Excitation and Damping of Oscillation Modes in Gaseous Planets

TL;DR

This paper investigates the excitation and damping mechanisms of oscillation modes in gas giant planets, highlighting the roles of differential rotation, storms, and impacts, and estimating their observable amplitudes and damping times.

Contribution

It introduces new models for damping and excitation of planetary oscillation modes considering differential rotation, storms, and impacts, providing estimates for mode amplitudes and damping times.

Findings

Differential rotation enhances convective viscosity, affecting damping times.
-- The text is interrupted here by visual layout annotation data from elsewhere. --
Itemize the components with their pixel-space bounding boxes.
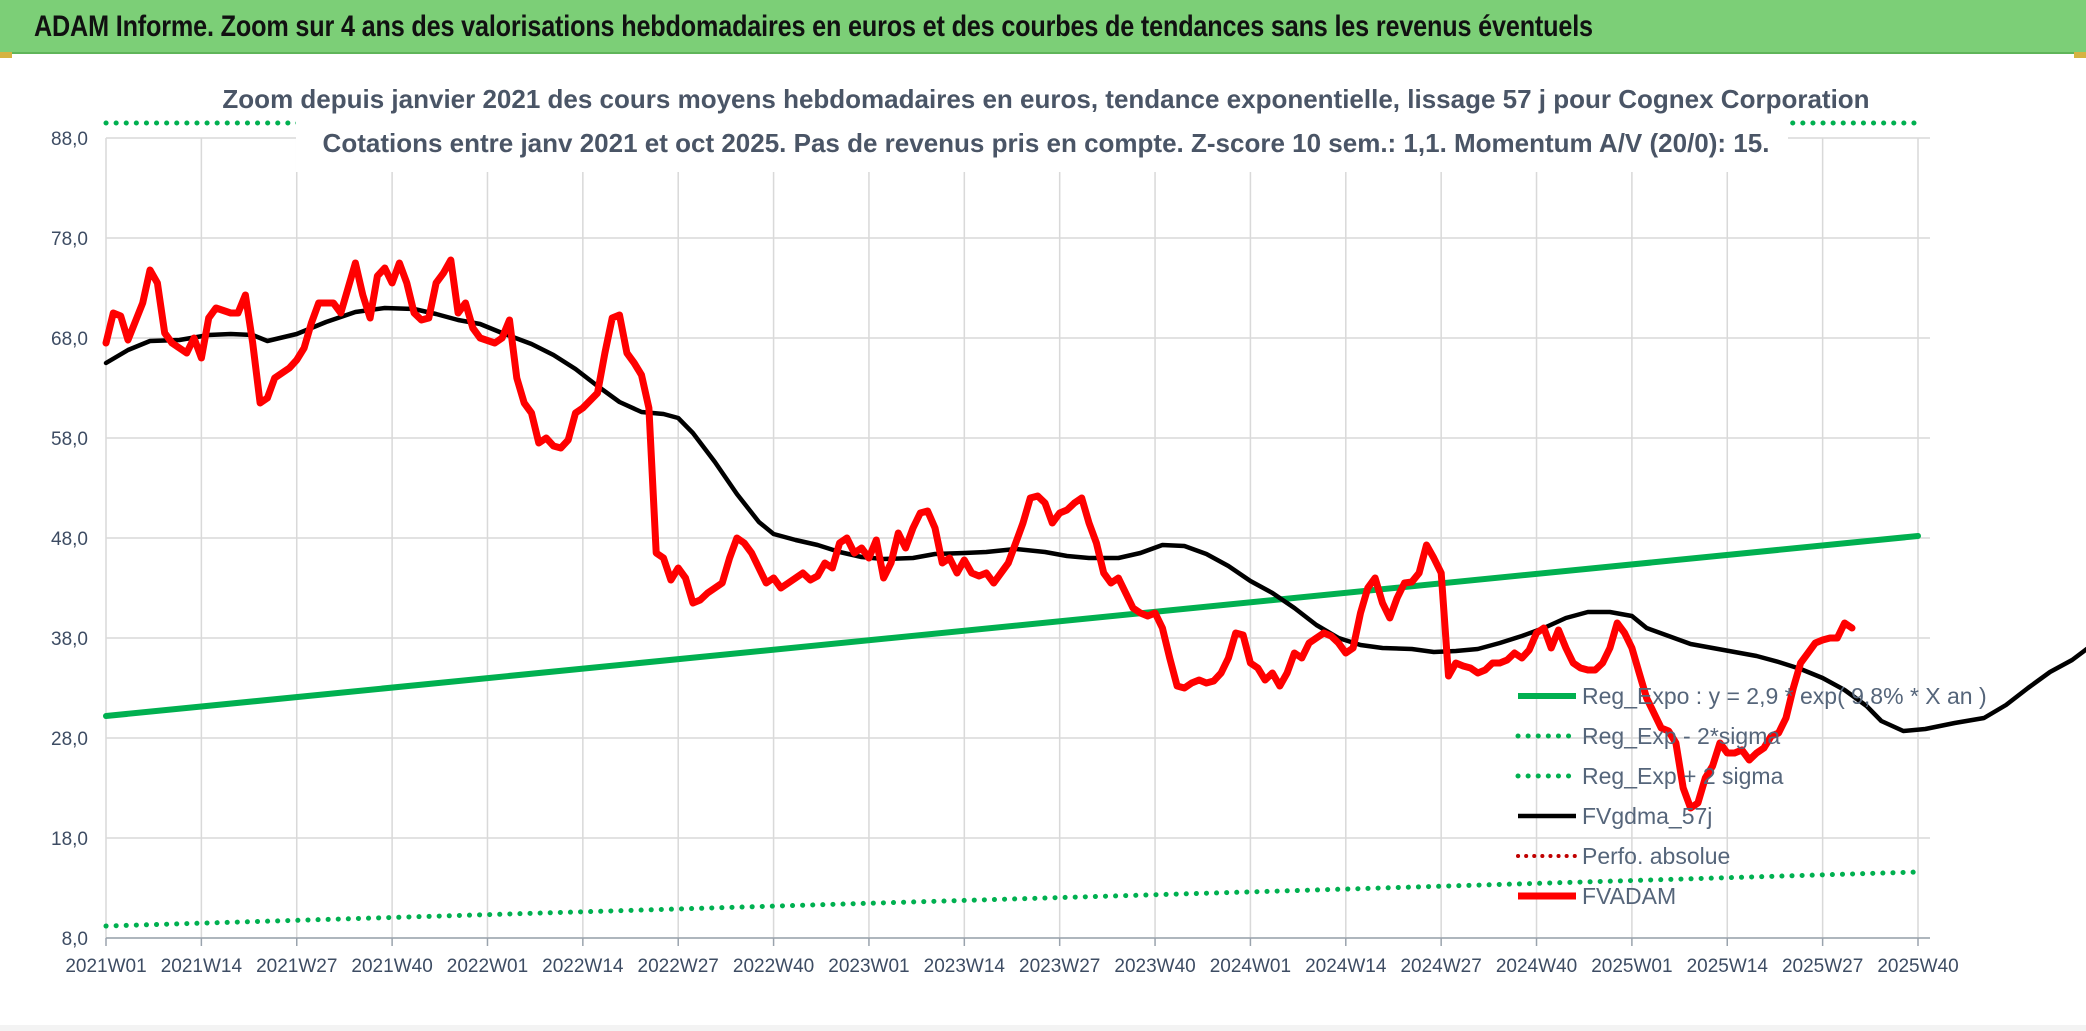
x-tick-label: 2023W14 bbox=[924, 956, 1006, 977]
x-tick-label: 2021W40 bbox=[351, 956, 432, 977]
x-tick-label: 2025W14 bbox=[1687, 956, 1769, 977]
y-tick-label: 48,0 bbox=[51, 529, 88, 550]
y-tick-label: 78,0 bbox=[51, 229, 88, 250]
legend-label-5: Perfo. absolue bbox=[1582, 843, 1730, 869]
report-banner: ADAM Informe. Zoom sur 4 ans des valoris… bbox=[0, 0, 2086, 54]
x-tick-label: 2025W40 bbox=[1877, 956, 1958, 977]
frame-corner-left bbox=[0, 52, 12, 58]
x-tick-label: 2022W27 bbox=[638, 956, 719, 977]
x-axis-labels: 2021W01 2021W14 2021W27 2021W40 2022W01 2022W… bbox=[65, 956, 1958, 977]
legend-label-1: Reg_Expo : y = 2,9 * exp( 9,8% * X an ) bbox=[1582, 683, 1987, 709]
x-tick-label: 2023W40 bbox=[1114, 956, 1195, 977]
y-tick-label: 8,0 bbox=[62, 929, 88, 950]
legend-label-6: FVADAM bbox=[1582, 883, 1676, 909]
chart-title: Zoom depuis janvier 2021 des cours moyen… bbox=[222, 84, 1869, 114]
frame-bottom bbox=[0, 1025, 2086, 1031]
title-background bbox=[296, 66, 1788, 172]
y-tick-label: 28,0 bbox=[51, 729, 88, 750]
x-tick-label: 2024W01 bbox=[1210, 956, 1291, 977]
x-tick-label: 2022W01 bbox=[447, 956, 528, 977]
x-tick-label: 2025W27 bbox=[1782, 956, 1863, 977]
y-axis-labels: 8,0 18,0 28,0 38,0 48,0 58,0 68,0 78,0 88,0 bbox=[51, 129, 88, 950]
y-tick-label: 68,0 bbox=[51, 329, 88, 350]
y-tick-label: 88,0 bbox=[51, 129, 88, 150]
x-tick-label: 2021W01 bbox=[65, 956, 146, 977]
chart-subtitle: Cotations entre janv 2021 et oct 2025. P… bbox=[323, 128, 1770, 158]
y-tick-label: 18,0 bbox=[51, 829, 88, 850]
series-line-2 bbox=[103, 869, 1921, 929]
series-line-6 bbox=[102, 256, 1856, 812]
legend: Reg_Expo : y = 2,9 * exp( 9,8% * X an ) R… bbox=[1515, 683, 1987, 909]
x-tick-label: 2023W01 bbox=[828, 956, 909, 977]
x-tick-label: 2024W40 bbox=[1496, 956, 1577, 977]
x-tick-label: 2022W40 bbox=[733, 956, 814, 977]
x-tick-label: 2024W27 bbox=[1400, 956, 1481, 977]
legend-label-4: FVgdma_57j bbox=[1582, 803, 1712, 829]
series-line-4 bbox=[103, 305, 2086, 734]
legend-label-3: Reg_Exp + 2 sigma bbox=[1582, 763, 1784, 789]
legend-label-2: Reg_Exp - 2*sigma bbox=[1582, 723, 1780, 749]
x-tick-label: 2021W27 bbox=[256, 956, 337, 977]
frame-corner-right bbox=[2074, 52, 2086, 58]
x-tick-label: 2021W14 bbox=[161, 956, 243, 977]
x-tick-label: 2024W14 bbox=[1305, 956, 1387, 977]
y-tick-label: 38,0 bbox=[51, 629, 88, 650]
x-tick-label: 2022W14 bbox=[542, 956, 624, 977]
x-tick-label: 2023W27 bbox=[1019, 956, 1100, 977]
weekly-valuation-chart: Zoom depuis janvier 2021 des cours moyen… bbox=[51, 66, 2086, 977]
series-line-1 bbox=[103, 533, 1921, 719]
series-layer bbox=[102, 120, 2086, 929]
report-title: ADAM Informe. Zoom sur 4 ans des valoris… bbox=[34, 10, 1593, 43]
x-tick-label: 2025W01 bbox=[1591, 956, 1672, 977]
y-tick-label: 58,0 bbox=[51, 429, 88, 450]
Water and rock storms, as well as impacts, can excite observable oscillation modes.

Predicted mode amplitudes and periods suggest potential detectability with current techniques.

Abstract

The excitation and damping mechanisms for oscillation modes of gas giant planets are undetermined. We show that differential rotation may greatly enhance convective viscosity in giant planets, resulting in damping times of $t_{\rm damp} \sim 10^5-10^6 \, {\rm years}$ for f modes and low-order p modes. Radiative diffusion damps p modes on time scales of $t_{\rm damp} \sim 10^3-10^7 \, {\rm years}$. While the lethargic convective motions cannot effectively excite f mode or p modes, storms driven by condensation of water and/or silicates may play a role. High-order p modes are most effectively excited by cometary/asteroid impacts. Applying these calculations to solar system planets, water storms, rock storms, and impacts may all contribute to exciting the observed f modes amplitudes of Saturn via ring seismology. Similar f mode amplitudes with fractional gravitational perturbations of $\delta \Phi/\Phi \sim 10^{-10}-10^{-9}$ are expected for Jupiter and Uranus, apart from their lowest $\ell$ f modes which could have larger gravitational perturbations of $\delta \Phi/\Phi \sim 10^{-7}$. Rock storms may contribute to mode driving in Jupiter, while water storms are more important for Uranus. The highest-amplitude p modes are predicted to have periods of $\sim$10-30 minutes, with surface velocities of $\sim$10 cm/s for Jupiter and Saturn, and $\sim$1 cm/s for Uranus. These oscillation modes may be detectable with radial velocity measurements, ring seismology, or spacecraft Doppler tracking. However, both the damping and excitation physics are uncertain by orders of magnitude, so more careful examination of the relevant physics is required for robust estimates.